Collaboratore di alcune delle principali testate giornalistiche e televisive internazionali, tra i massimi esperti della geopolitica dell’Asia Centrale e già autore di un libro fondamentale sui talebani uscito sempre per Feltrinelli nel 2001, con questo volume Rashid analizza le dinamiche e i contrasti che stanno incendiando quella che rischia di diventare la più grande regione instabile del pianeta: l’Asia Centrale. Afghanistan, Pakistan, le ex repubbliche sovietiche come Kirghizistan e Uzbekistan sono infatti i luoghi nei quali la politica internazionale ha fallito completamente; errori colossali che secondo l’autore si sono ripetuti allo stesso modo nella tragedia irakena, a partire dal processo di ricostruzione nazionale.

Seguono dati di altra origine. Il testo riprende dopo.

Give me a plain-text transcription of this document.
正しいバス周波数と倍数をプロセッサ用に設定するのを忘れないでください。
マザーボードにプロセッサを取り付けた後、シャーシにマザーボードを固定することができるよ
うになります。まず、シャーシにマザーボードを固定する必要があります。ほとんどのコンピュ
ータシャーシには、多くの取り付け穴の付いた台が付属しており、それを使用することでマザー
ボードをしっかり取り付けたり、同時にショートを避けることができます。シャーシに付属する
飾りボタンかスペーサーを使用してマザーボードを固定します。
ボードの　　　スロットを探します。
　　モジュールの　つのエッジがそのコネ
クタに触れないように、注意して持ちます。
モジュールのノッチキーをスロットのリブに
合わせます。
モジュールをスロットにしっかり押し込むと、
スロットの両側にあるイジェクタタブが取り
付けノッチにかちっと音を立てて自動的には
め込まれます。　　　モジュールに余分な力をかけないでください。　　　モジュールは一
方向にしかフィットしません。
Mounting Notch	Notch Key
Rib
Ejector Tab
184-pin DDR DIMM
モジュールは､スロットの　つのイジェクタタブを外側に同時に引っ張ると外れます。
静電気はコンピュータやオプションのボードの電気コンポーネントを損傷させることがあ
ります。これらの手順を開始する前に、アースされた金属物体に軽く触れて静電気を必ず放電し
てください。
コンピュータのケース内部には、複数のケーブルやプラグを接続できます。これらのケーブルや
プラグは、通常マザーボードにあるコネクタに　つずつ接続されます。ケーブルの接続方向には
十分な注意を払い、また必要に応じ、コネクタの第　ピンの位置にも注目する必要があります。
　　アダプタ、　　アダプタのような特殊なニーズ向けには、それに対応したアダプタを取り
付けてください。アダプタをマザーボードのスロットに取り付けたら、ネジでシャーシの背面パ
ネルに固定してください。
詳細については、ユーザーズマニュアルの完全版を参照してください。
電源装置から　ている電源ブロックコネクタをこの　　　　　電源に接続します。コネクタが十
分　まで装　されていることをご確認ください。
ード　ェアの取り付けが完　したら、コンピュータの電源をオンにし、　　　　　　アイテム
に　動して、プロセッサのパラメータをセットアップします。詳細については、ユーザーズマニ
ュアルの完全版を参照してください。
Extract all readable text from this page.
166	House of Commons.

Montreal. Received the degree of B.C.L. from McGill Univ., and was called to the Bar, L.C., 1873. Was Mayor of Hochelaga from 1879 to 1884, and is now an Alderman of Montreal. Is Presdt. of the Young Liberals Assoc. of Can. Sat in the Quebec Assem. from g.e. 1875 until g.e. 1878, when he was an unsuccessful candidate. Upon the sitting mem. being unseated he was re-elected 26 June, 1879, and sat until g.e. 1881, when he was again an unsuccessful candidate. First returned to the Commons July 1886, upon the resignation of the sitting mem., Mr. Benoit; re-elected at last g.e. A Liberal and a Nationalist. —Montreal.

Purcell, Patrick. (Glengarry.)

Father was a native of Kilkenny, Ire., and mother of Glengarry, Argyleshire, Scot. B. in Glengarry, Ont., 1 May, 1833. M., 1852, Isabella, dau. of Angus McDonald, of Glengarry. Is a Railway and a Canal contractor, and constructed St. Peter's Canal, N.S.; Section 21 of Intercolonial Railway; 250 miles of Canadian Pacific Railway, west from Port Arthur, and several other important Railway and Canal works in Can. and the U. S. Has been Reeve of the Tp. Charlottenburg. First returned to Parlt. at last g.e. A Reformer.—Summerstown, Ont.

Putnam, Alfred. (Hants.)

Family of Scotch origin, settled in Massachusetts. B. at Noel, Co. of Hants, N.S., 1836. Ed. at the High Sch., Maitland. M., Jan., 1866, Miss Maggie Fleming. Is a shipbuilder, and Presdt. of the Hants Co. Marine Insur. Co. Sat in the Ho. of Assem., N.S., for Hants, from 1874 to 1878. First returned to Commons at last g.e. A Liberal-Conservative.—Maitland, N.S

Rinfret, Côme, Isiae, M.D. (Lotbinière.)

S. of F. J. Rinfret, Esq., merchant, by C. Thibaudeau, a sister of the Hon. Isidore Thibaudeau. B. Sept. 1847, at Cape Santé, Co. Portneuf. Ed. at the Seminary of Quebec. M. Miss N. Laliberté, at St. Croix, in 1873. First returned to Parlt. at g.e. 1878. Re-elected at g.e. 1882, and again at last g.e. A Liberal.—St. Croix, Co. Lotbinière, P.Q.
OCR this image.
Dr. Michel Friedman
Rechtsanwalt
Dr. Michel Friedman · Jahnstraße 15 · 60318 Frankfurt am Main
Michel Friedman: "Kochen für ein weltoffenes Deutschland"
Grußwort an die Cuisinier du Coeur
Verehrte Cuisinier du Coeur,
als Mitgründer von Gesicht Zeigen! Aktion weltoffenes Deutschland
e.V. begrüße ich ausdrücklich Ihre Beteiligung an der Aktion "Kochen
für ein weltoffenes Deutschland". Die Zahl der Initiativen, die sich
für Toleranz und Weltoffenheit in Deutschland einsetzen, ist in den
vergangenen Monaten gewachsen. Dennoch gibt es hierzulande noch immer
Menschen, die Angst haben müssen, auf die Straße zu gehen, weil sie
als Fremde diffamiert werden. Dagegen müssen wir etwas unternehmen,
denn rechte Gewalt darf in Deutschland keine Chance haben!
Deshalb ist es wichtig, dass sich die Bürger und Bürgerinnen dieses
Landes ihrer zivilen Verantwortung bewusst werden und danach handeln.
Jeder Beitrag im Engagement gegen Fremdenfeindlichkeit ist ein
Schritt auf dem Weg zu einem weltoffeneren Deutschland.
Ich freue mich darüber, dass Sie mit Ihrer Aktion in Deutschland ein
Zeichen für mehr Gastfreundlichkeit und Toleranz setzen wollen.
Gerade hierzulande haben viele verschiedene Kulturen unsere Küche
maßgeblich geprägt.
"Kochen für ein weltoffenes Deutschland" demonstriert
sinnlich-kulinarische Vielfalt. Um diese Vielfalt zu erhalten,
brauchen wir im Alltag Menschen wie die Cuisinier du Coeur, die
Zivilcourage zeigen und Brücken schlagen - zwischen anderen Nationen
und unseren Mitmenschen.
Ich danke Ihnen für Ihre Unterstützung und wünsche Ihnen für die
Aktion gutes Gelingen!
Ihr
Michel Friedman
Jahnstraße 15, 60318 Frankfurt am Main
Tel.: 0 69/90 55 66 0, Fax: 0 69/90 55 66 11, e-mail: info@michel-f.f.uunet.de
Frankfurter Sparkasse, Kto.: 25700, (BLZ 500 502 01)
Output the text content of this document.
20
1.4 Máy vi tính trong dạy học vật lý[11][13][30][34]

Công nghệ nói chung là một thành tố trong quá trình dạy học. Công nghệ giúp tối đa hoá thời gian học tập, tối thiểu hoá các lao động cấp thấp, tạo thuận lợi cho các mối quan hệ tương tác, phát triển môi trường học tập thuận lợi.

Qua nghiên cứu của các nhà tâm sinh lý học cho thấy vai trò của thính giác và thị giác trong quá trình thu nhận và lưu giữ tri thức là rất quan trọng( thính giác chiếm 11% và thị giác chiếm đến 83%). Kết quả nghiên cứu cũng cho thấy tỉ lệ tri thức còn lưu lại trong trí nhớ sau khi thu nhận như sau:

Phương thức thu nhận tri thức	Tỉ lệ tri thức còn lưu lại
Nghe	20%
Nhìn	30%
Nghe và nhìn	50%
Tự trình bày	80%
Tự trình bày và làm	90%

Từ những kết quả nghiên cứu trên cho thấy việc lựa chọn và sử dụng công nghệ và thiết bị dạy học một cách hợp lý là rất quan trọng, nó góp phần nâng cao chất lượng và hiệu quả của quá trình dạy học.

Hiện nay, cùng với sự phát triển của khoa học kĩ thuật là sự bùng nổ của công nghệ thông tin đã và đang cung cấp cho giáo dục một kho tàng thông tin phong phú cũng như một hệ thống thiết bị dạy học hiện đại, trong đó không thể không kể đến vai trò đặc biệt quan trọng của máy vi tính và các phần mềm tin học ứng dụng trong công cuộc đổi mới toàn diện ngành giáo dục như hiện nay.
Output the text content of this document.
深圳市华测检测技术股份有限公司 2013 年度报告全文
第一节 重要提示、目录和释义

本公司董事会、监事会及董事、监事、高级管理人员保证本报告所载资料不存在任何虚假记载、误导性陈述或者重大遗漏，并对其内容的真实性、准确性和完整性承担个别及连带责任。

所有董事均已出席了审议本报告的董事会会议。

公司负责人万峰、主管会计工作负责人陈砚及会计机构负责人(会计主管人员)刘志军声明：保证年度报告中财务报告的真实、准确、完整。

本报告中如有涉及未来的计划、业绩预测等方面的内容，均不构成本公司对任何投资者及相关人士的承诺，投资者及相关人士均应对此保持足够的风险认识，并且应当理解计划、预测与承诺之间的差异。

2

Quando sette anni fa, dopo gli attentati dell’11 settembre, il presidente americano decise di “esportare la democrazia” iniziando dall’Afghanistan, il paese dove la facevano da padrone i talebani accusati di proteggere Bin Laden, nessuno avrebbe immaginato che si sarebbe realizzato un tale dissesto. E invece l’incapacità strategica e le assurde posizioni ideologiche dei neocons hanno portato all’attuale situazione di instabilità. Rashid, dopo aver ricostruito pazientemente la storia afgana e quella pakistana, permettendo anche al lettore meno avveduto di avere tutti gli elementi per comprendere la complessità della geopolitica della regione, passa in rassegna tutti i limiti dell’azione statunitense dal 2001 ad oggi: dall’aver fornito un credito spropositato al presidente pakistano Musharraf, anche dopo le accuse piovutegli addosso dopo l’assassinio di Benazir Bhutto nel dicembre 2007 e gli scontri con l’India, sino al non aver arginato lo strapotere dei signori della guerra afgani, diventati padroni del paese dopo la cacciata dei talebani. O ancora il non aver posto fine al traffico dell’eroina, che continua ad essere una delle principali attività economiche del paese, alimentando il terrorismo e favorendo il ritorno e le nuove offensive dei talebani, protagonisti di sanguinosi attacchi suicidi che il debole governo Karzai, stretto tra mille mancanze e difficoltà interne, non è riuscito ad arginare.
Secondo l’autore uomini come Bush e Rumsfeld, accecati dalla dottrina dell’esportazione della democrazia tramite l’uso della forza, spinta sino all’utilizzo della tortura e alla sospensione della Convenzione di Ginevra, sono stati incapaci di affrontare i problemi principali della regione, lasciando inoltre irrisolte questioni come la mancanza di uno stato di diritto in quasi tutti i paesi della regione, a partire dalle ex repubbliche sovietiche, o la povertà endemica della maggioranza della popolazione, su cui ha saputo far leva per conquistare nuovi consensi la propaganda dell’estremismo islamico.
La ricerca della soluzione per risolvere questa situazione di caos che attraversa la regione sarà certamente al centro della politica internazionale anche nei prossimi anni, quando Stati Uniti, Unione Europea, Nato e Onu dovranno realizzare, come sostiene Rashid, un progetto complessivo e di grande respiro, profondamente diverso rispetto a ciò che si è visto negli ultimi sette anni.